Par Tasha Rumley - Mis en ligne le 23.09.2009 à 14:18

Comment éviter d’être entravé dans sa carrière, tel Pascal Broulis, par la non-maîtrise de l’allemand? Comment faire de tous les Suisses des bilingues? Imposer une expérience linguistique à chaque écolier serait un premier pas. Enquête sur une utopie.

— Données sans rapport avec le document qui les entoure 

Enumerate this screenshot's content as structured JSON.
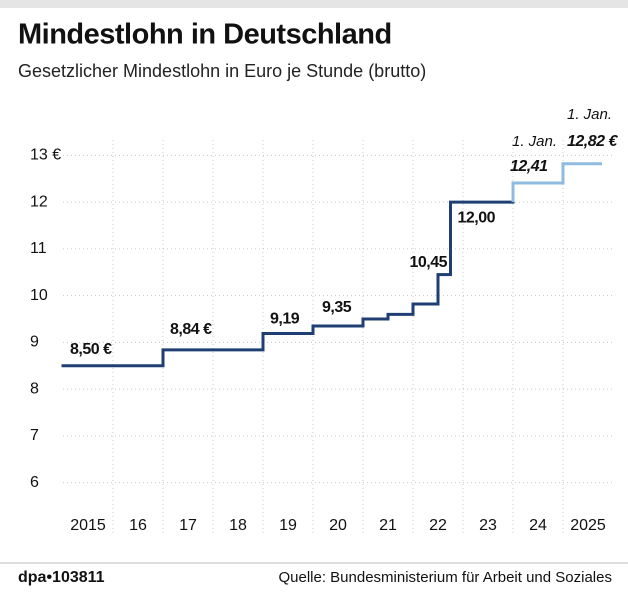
{
  "chart_data": {
    "type": "step",
    "title": "Mindestlohn in Deutschland",
    "subtitle": "Gesetzlicher Mindestlohn in Euro je Stunde (brutto)",
    "xlim": [
      2015,
      2026
    ],
    "xticks": [
      2015,
      {
        "value": 2016,
        "label": "16"
      },
      {
        "value": 2017,
        "label": "17"
      },
      {
        "value": 2018,
        "label": "18"
      },
      {
        "value": 2019,
        "label": "19"
      },
      {
        "value": 2020,
        "label": "20"
      },
      {
        "value": 2021,
        "label": "21"
      },
      {
        "value": 2022,
        "label": "22"
      },
      {
        "value": 2023,
        "label": "23"
      },
      {
        "value": 2024,
        "label": "24"
      },
      2025
    ],
    "ylim": [
      5.5,
      13.5
    ],
    "yticks": [
      6,
      7,
      8,
      9,
      10,
      11,
      12,
      {
        "value": 13,
        "label": "13 €"
      }
    ],
    "grid": true,
    "series": [
      {
        "color": "#1f3f74",
        "x": [
          2015,
          2017,
          2019,
          2020,
          2021,
          2021.5,
          2022,
          2022.5,
          2022.75,
          2024
        ],
        "values": [
          8.5,
          8.84,
          9.19,
          9.35,
          9.5,
          9.6,
          9.82,
          10.45,
          12.0,
          12.0
        ],
        "value_labels": [
          "8,50 €",
          "8,84 €",
          "9,19",
          "9,35",
          null,
          null,
          null,
          "10,45",
          "12,00",
          null
        ]
      },
      {
        "color": "#8fbbe0",
        "x": [
          2024,
          2025,
          2025.75
        ],
        "values": [
          12.41,
          12.82,
          12.82
        ],
        "value_labels": [
          "12,41",
          "12,82 €",
          null
        ],
        "annotations": [
          "1. Jan.",
          "1. Jan.",
          null
        ]
      }
    ],
    "credit": "dpa•103811",
    "source": "Quelle: Bundesministerium für Arbeit und Soziales"
  }
}
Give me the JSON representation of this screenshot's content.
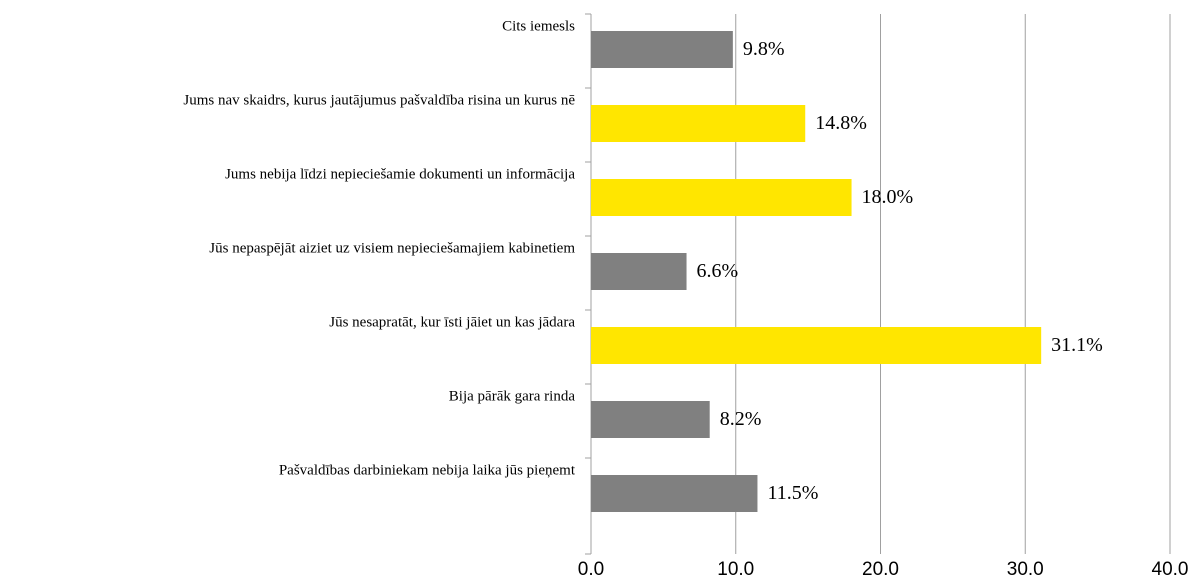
{
  "chart_data": {
    "type": "barh",
    "categories": [
      "Cits iemesls",
      "Jums nav skaidrs, kurus jautājumus pašvaldība risina un kurus nē",
      "Jums nebija līdzi nepieciešamie dokumenti un informācija",
      "Jūs nepaspējāt aiziet uz visiem nepieciešamajiem kabinetiem",
      "Jūs nesapratāt, kur īsti jāiet un kas jādara",
      "Bija pārāk gara rinda",
      "Pašvaldības darbiniekam nebija laika jūs pieņemt"
    ],
    "values": [
      9.8,
      14.8,
      18.0,
      6.6,
      31.1,
      8.2,
      11.5
    ],
    "value_labels": [
      "9.8%",
      "14.8%",
      "18.0%",
      "6.6%",
      "31.1%",
      "8.2%",
      "11.5%"
    ],
    "colors": [
      "#808080",
      "#ffe600",
      "#ffe600",
      "#808080",
      "#ffe600",
      "#808080",
      "#808080"
    ],
    "xlim": [
      0,
      40
    ],
    "xticks": [
      {
        "value": 0,
        "label": "0.0"
      },
      {
        "value": 10,
        "label": "10.0"
      },
      {
        "value": 20,
        "label": "20.0"
      },
      {
        "value": 30,
        "label": "30.0"
      },
      {
        "value": 40,
        "label": "40.0"
      }
    ],
    "grid": true
  }
}
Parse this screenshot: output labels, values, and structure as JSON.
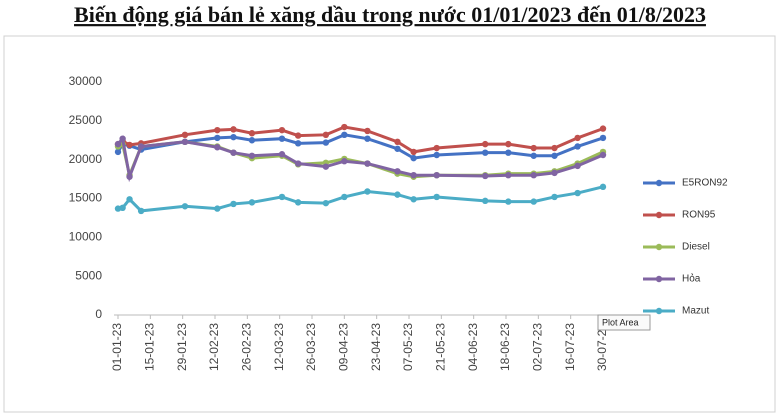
{
  "chart_data": {
    "type": "line",
    "title": "Biến động giá bán lẻ xăng dầu trong nước 01/01/2023 đến 01/8/2023",
    "annotation": "Plot Area",
    "x": [
      "01-01-23",
      "03-01-23",
      "06-01-23",
      "11-01-23",
      "30-01-23",
      "13-02-23",
      "20-02-23",
      "28-02-23",
      "13-03-23",
      "20-03-23",
      "01-04-23",
      "09-04-23",
      "19-04-23",
      "02-05-23",
      "09-05-23",
      "19-05-23",
      "09-06-23",
      "19-06-23",
      "30-06-23",
      "09-07-23",
      "19-07-23",
      "30-07-23"
    ],
    "series": [
      {
        "name": "E5RON92",
        "color": "#4472c4",
        "values": [
          21000,
          22000,
          21800,
          21300,
          22300,
          22800,
          22900,
          22500,
          22700,
          22100,
          22200,
          23200,
          22700,
          21400,
          20200,
          20600,
          20900,
          20900,
          20500,
          20500,
          21700,
          22800
        ]
      },
      {
        "name": "RON95",
        "color": "#c0504d",
        "values": [
          22000,
          22400,
          21900,
          22100,
          23200,
          23800,
          23900,
          23400,
          23800,
          23100,
          23200,
          24200,
          23700,
          22300,
          21000,
          21500,
          22000,
          22000,
          21500,
          21500,
          22800,
          24000
        ]
      },
      {
        "name": "Diesel",
        "color": "#9bbb59",
        "values": [
          21700,
          22000,
          18000,
          21700,
          22300,
          21700,
          20900,
          20200,
          20500,
          19400,
          19600,
          20100,
          19500,
          18200,
          17800,
          18000,
          18000,
          18200,
          18200,
          18500,
          19500,
          21000
        ]
      },
      {
        "name": "Hỏa",
        "color": "#8064a2",
        "values": [
          22000,
          22700,
          17800,
          21700,
          22300,
          21600,
          20900,
          20500,
          20700,
          19500,
          19100,
          19800,
          19500,
          18500,
          18000,
          18000,
          17900,
          18000,
          18000,
          18300,
          19200,
          20600
        ]
      },
      {
        "name": "Mazut",
        "color": "#4bacc6",
        "values": [
          13700,
          13800,
          14900,
          13400,
          14000,
          13700,
          14300,
          14500,
          15200,
          14500,
          14400,
          15200,
          15900,
          15500,
          14900,
          15200,
          14700,
          14600,
          14600,
          15200,
          15700,
          16500
        ]
      }
    ],
    "xlim": [
      "01-01-23",
      "30-07-23"
    ],
    "xticks": [
      "01-01-23",
      "15-01-23",
      "29-01-23",
      "12-02-23",
      "26-02-23",
      "12-03-23",
      "26-03-23",
      "09-04-23",
      "23-04-23",
      "07-05-23",
      "21-05-23",
      "04-06-23",
      "18-06-23",
      "02-07-23",
      "16-07-23",
      "30-07-23"
    ],
    "ylim": [
      0,
      30000
    ],
    "yticks": [
      0,
      5000,
      10000,
      15000,
      20000,
      25000,
      30000
    ],
    "grid": false,
    "legend": "right"
  }
}
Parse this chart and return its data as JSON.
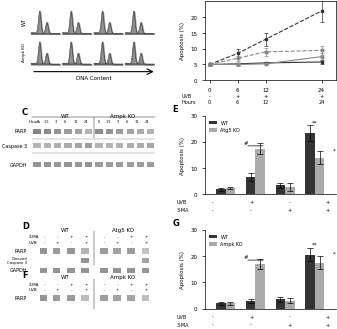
{
  "line_chart": {
    "ylabel": "Apoptosis (%)",
    "ylim": [
      0,
      25
    ],
    "yticks": [
      0,
      5,
      10,
      15,
      20
    ],
    "series": {
      "WT_noUVB": {
        "x": [
          0,
          6,
          12,
          24
        ],
        "y": [
          5.0,
          5.2,
          5.5,
          5.8
        ],
        "color": "#333333",
        "marker": "s",
        "linestyle": "-"
      },
      "AmpkKO_noUVB": {
        "x": [
          0,
          6,
          12,
          24
        ],
        "y": [
          5.0,
          5.0,
          5.2,
          7.5
        ],
        "color": "#888888",
        "marker": "o",
        "linestyle": "-"
      },
      "WT_UVB": {
        "x": [
          0,
          6,
          12,
          24
        ],
        "y": [
          5.0,
          8.5,
          13.0,
          22.0
        ],
        "color": "#333333",
        "marker": "s",
        "linestyle": "--"
      },
      "AmpkKO_UVB": {
        "x": [
          0,
          6,
          12,
          24
        ],
        "y": [
          5.0,
          7.0,
          9.0,
          9.5
        ],
        "color": "#888888",
        "marker": "o",
        "linestyle": "--"
      }
    },
    "errors": {
      "WT_noUVB": [
        0.3,
        0.3,
        0.4,
        0.5
      ],
      "AmpkKO_noUVB": [
        0.3,
        0.4,
        0.5,
        1.0
      ],
      "WT_UVB": [
        0.5,
        1.5,
        2.0,
        3.5
      ],
      "AmpkKO_UVB": [
        0.5,
        0.8,
        1.2,
        1.5
      ]
    }
  },
  "bar_chart_E": {
    "label": "E",
    "ylabel": "Apoptosis (%)",
    "ylim": [
      0,
      30
    ],
    "yticks": [
      0,
      10,
      20,
      30
    ],
    "WT_values": [
      2.0,
      6.5,
      3.5,
      23.5
    ],
    "WT_errors": [
      0.5,
      1.5,
      1.0,
      3.0
    ],
    "Atg5KO_values": [
      2.5,
      17.5,
      3.0,
      14.0
    ],
    "Atg5KO_errors": [
      0.5,
      2.0,
      1.5,
      2.5
    ],
    "WT_color": "#333333",
    "Atg5KO_color": "#aaaaaa",
    "legend": [
      "WT",
      "Atg5 KO"
    ],
    "xtick_uvb": [
      [
        "-",
        "+",
        "-",
        "+"
      ],
      [
        "-",
        "-",
        "+",
        "+"
      ]
    ]
  },
  "bar_chart_G": {
    "label": "G",
    "ylabel": "Apoptosis (%)",
    "ylim": [
      0,
      30
    ],
    "yticks": [
      0,
      10,
      20,
      30
    ],
    "WT_values": [
      2.0,
      3.0,
      3.5,
      20.5
    ],
    "WT_errors": [
      0.5,
      0.8,
      1.0,
      2.5
    ],
    "AmpkKO_values": [
      2.0,
      17.0,
      3.0,
      17.5
    ],
    "AmpkKO_errors": [
      0.5,
      2.0,
      1.0,
      2.5
    ],
    "WT_color": "#333333",
    "AmpkKO_color": "#aaaaaa",
    "legend": [
      "WT",
      "Ampk KO"
    ],
    "xtick_uvb": [
      [
        "-",
        "+",
        "-",
        "+"
      ],
      [
        "-",
        "-",
        "+",
        "+"
      ]
    ]
  },
  "flow_labels": {
    "row1": "WT",
    "row2": "Ampk KO",
    "xlabel": "DNA Content"
  },
  "bg_color": "#ffffff"
}
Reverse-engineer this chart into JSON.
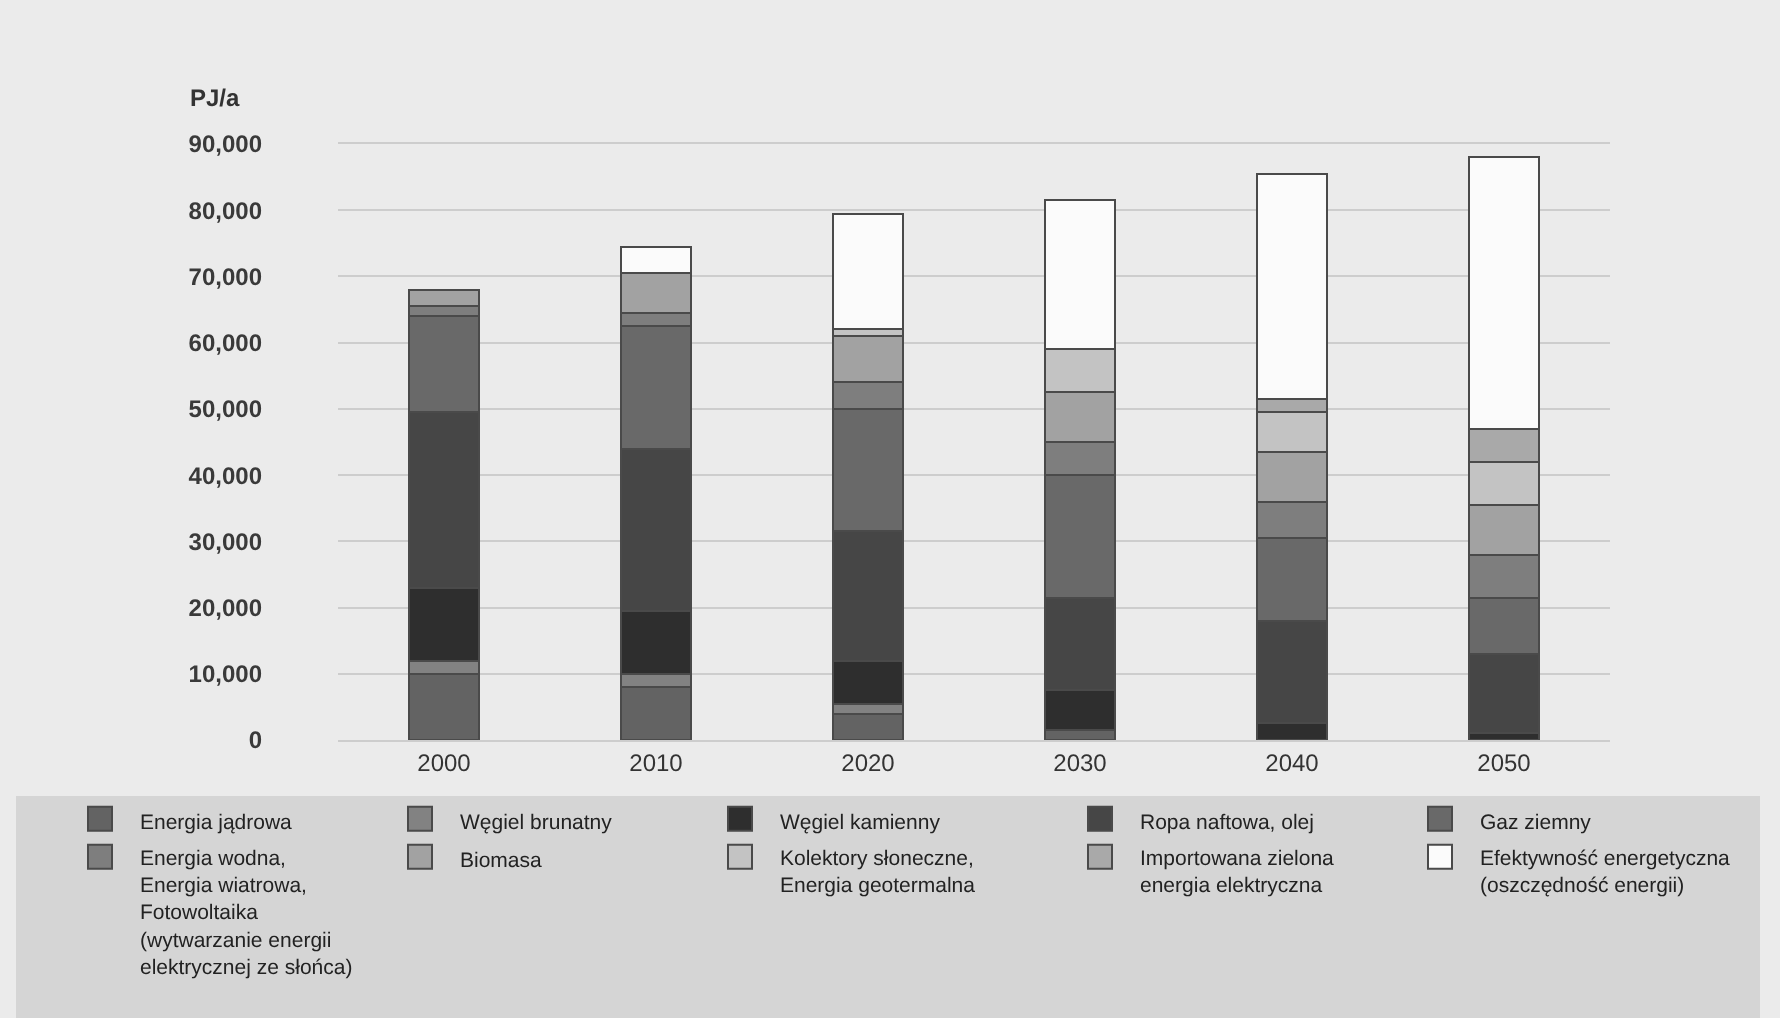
{
  "chart_data": {
    "type": "bar",
    "stacked": true,
    "ylabel": "PJ/a",
    "categories": [
      "2000",
      "2010",
      "2020",
      "2030",
      "2040",
      "2050"
    ],
    "ylim": [
      0,
      90000
    ],
    "yticks": [
      0,
      {
        "value": 10000,
        "label": "10,000"
      },
      {
        "value": 20000,
        "label": "20,000"
      },
      {
        "value": 30000,
        "label": "30,000"
      },
      {
        "value": 40000,
        "label": "40,000"
      },
      {
        "value": 50000,
        "label": "50,000"
      },
      {
        "value": 60000,
        "label": "60,000"
      },
      {
        "value": 70000,
        "label": "70,000"
      },
      {
        "value": 80000,
        "label": "80,000"
      },
      {
        "value": 90000,
        "label": "90,000"
      }
    ],
    "grid": "y",
    "legend": "bottom",
    "series": [
      {
        "name": "Energia jądrowa",
        "color": "#636363",
        "values": [
          10000,
          8000,
          4000,
          1500,
          null,
          null
        ]
      },
      {
        "name": "Węgiel brunatny",
        "color": "#828282",
        "values": [
          2000,
          2000,
          1500,
          null,
          null,
          null
        ]
      },
      {
        "name": "Węgiel kamienny",
        "color": "#2e2e2e",
        "values": [
          11000,
          9500,
          6500,
          6000,
          2500,
          1000
        ]
      },
      {
        "name": "Ropa naftowa, olej",
        "color": "#464646",
        "values": [
          26500,
          24500,
          19500,
          14000,
          15500,
          12000
        ]
      },
      {
        "name": "Gaz ziemny",
        "color": "#696969",
        "values": [
          14500,
          18500,
          18500,
          18500,
          12500,
          8500
        ]
      },
      {
        "name": "Energia wodna,\nEnergia wiatrowa,\nFotowoltaika\n(wytwarzanie energii elektrycznej ze słońca)",
        "color": "#7e7e7e",
        "values": [
          1500,
          2000,
          4000,
          5000,
          5500,
          6500
        ]
      },
      {
        "name": "Biomasa",
        "color": "#a2a2a2",
        "values": [
          2500,
          6000,
          7000,
          7500,
          7500,
          7500
        ]
      },
      {
        "name": "Kolektory słoneczne,\nEnergia geotermalna",
        "color": "#c3c3c3",
        "values": [
          null,
          null,
          1000,
          6500,
          6000,
          6500
        ]
      },
      {
        "name": "Importowana zielona\nenergia elektryczna",
        "color": "#a9a9a9",
        "values": [
          null,
          null,
          null,
          null,
          2000,
          5000
        ]
      },
      {
        "name": "Efektywność energetyczna\n(oszczędność energii)",
        "color": "#fbfbfb",
        "values": [
          null,
          4000,
          17500,
          22500,
          34000,
          41000
        ]
      }
    ]
  }
}
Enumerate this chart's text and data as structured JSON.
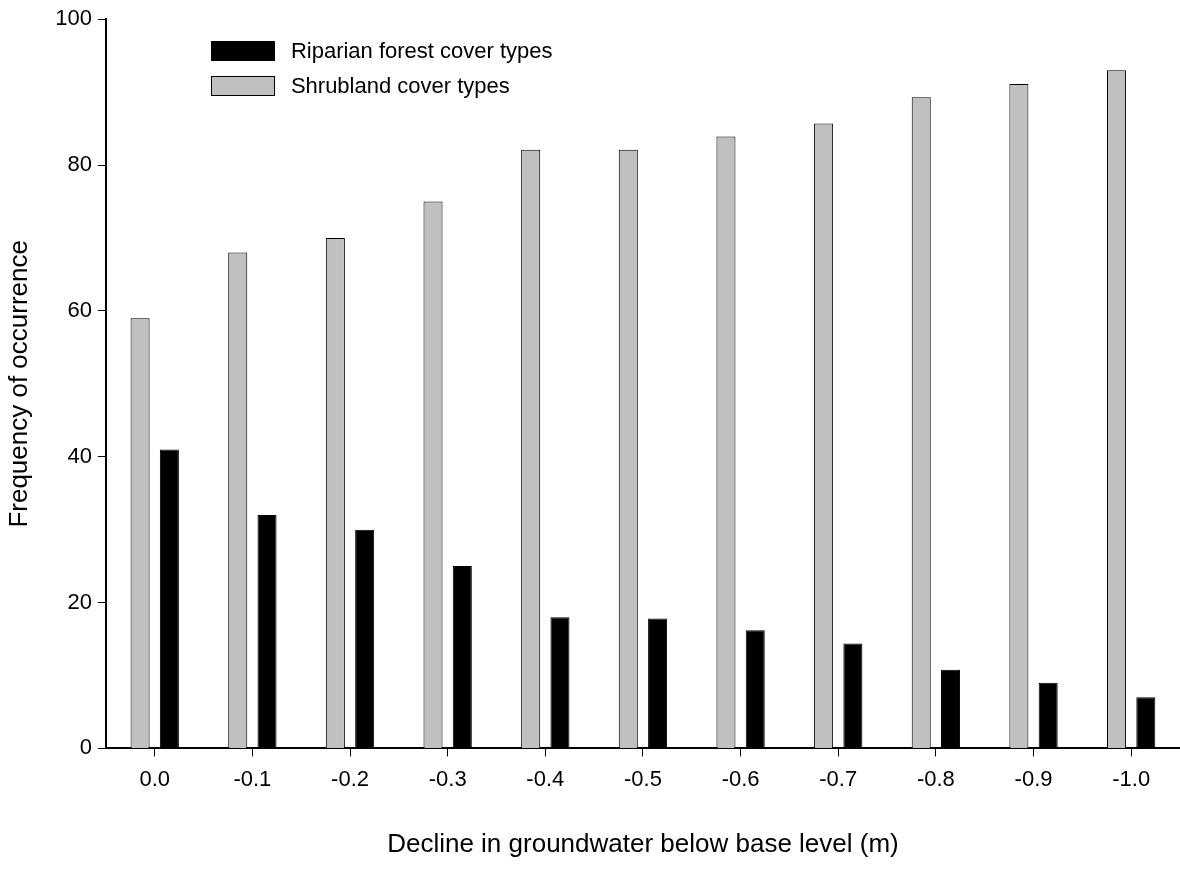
{
  "chart_data": {
    "type": "bar",
    "xlabel": "Decline in groundwater below base level (m)",
    "ylabel": "Frequency of occurrence",
    "categories": [
      "0.0",
      "-0.1",
      "-0.2",
      "-0.3",
      "-0.4",
      "-0.5",
      "-0.6",
      "-0.7",
      "-0.8",
      "-0.9",
      "-1.0"
    ],
    "series": [
      {
        "name": "Shrubland cover types",
        "color": "#c0c0c0",
        "values": [
          59.0,
          68.0,
          70.0,
          75.0,
          82.1,
          82.1,
          83.9,
          85.7,
          89.3,
          91.1,
          93.0
        ]
      },
      {
        "name": "Riparian forest cover types",
        "color": "#000000",
        "values": [
          41.0,
          32.0,
          30.0,
          25.0,
          18.0,
          17.8,
          16.2,
          14.4,
          10.8,
          9.0,
          7.0
        ]
      }
    ],
    "ylim": [
      0,
      100
    ],
    "yticks": [
      0,
      20,
      40,
      60,
      80,
      100
    ],
    "grid": false,
    "legend": "top left"
  }
}
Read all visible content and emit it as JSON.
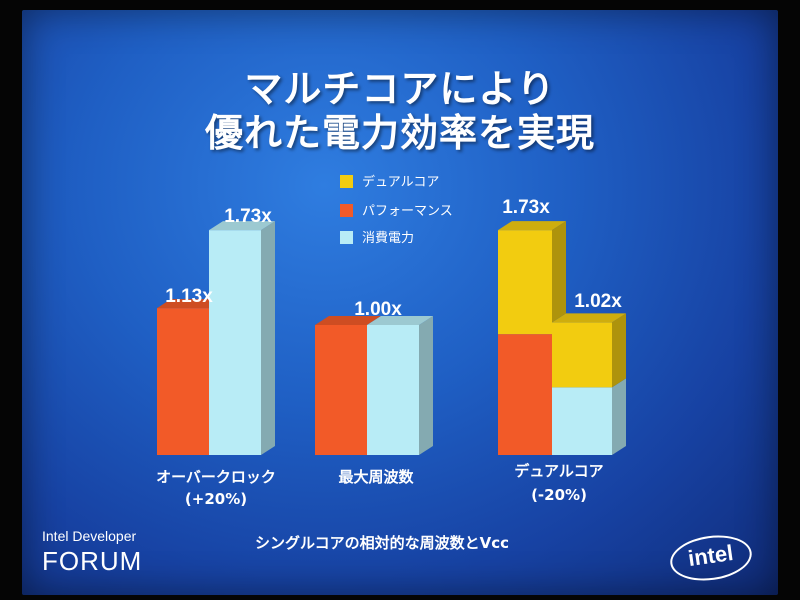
{
  "title_line1": "マルチコアにより",
  "title_line2": "優れた電力効率を実現",
  "footnote": "シングルコアの相対的な周波数とVcc",
  "brand_line1": "Intel Developer",
  "brand_line2": "FORUM",
  "logo_text": "intel",
  "colors": {
    "dual_core": "#f2cc10",
    "performance": "#f25a28",
    "power": "#b8ecf6"
  },
  "chart_data": {
    "type": "bar",
    "legend": [
      "デュアルコア",
      "パフォーマンス",
      "消費電力"
    ],
    "legend_placement": "top-center",
    "categories": [
      {
        "label": "オーバークロック",
        "note": "(+20%)"
      },
      {
        "label": "最大周波数",
        "note": ""
      },
      {
        "label": "デュアルコア",
        "note": "(-20%)"
      }
    ],
    "series": [
      {
        "name": "パフォーマンス",
        "values": [
          1.13,
          1.0,
          1.73
        ]
      },
      {
        "name": "消費電力",
        "values": [
          1.73,
          1.0,
          1.02
        ]
      }
    ],
    "value_labels": [
      "1.13x",
      "1.73x",
      "1.00x",
      "1.73x",
      "1.02x"
    ],
    "stack_split": {
      "category": "デュアルコア",
      "performance_single_core_part": 0.93,
      "power_single_core_part": 0.52
    }
  }
}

Le sort de Pascal Broulis, fauché sur la route du Conseil fédéral, démontre qu’il aurait justement incarné les Romands. Du moins, leur faiblesse première: l’incompétence en allemand. A l’instar du président du Conseil d’Etat vaudois, la plupart des Welsches sortent de l’école incapables de converser et, encore plus, de travailler dans la première langue du pays. Bien que les heures d’allemand se multiplient à l’école, rien n’y fait: le «syndrome Broulis» persiste. Un mal pas seulement romand, mais national, malgré l’impression tenace que les Alémaniques parlent mieux le français. Le Tages-Anzeiger affirme que plus de la moitié des parlementaires alémaniques comprennent mal le français, alors que, sous la Coupole fédérale, chacun devrait pouvoir s’exprimer (et être compris) dans sa langue maternelle.
Pourtant, l’allemand (et le français pour les Alémaniques) bénéficie d’une place de choix dans les cursus. Tous les élèves le commencent en 3e primaire, alors qu’ils attendaient autrefois la 5e. Les manuels désuets ont été rangés au placard pour laisser place à «Geni@l», qui place l’expression orale en priorité. Mais cela ne suffit pas. Alors, que faire pour que la mésaventure de Pascal Broulis ne se reproduise plus? De l’avis des pédagogues, seule l’immersion dans une langue permet d’en acquérir une vraie compréhension et de parler par soi-même.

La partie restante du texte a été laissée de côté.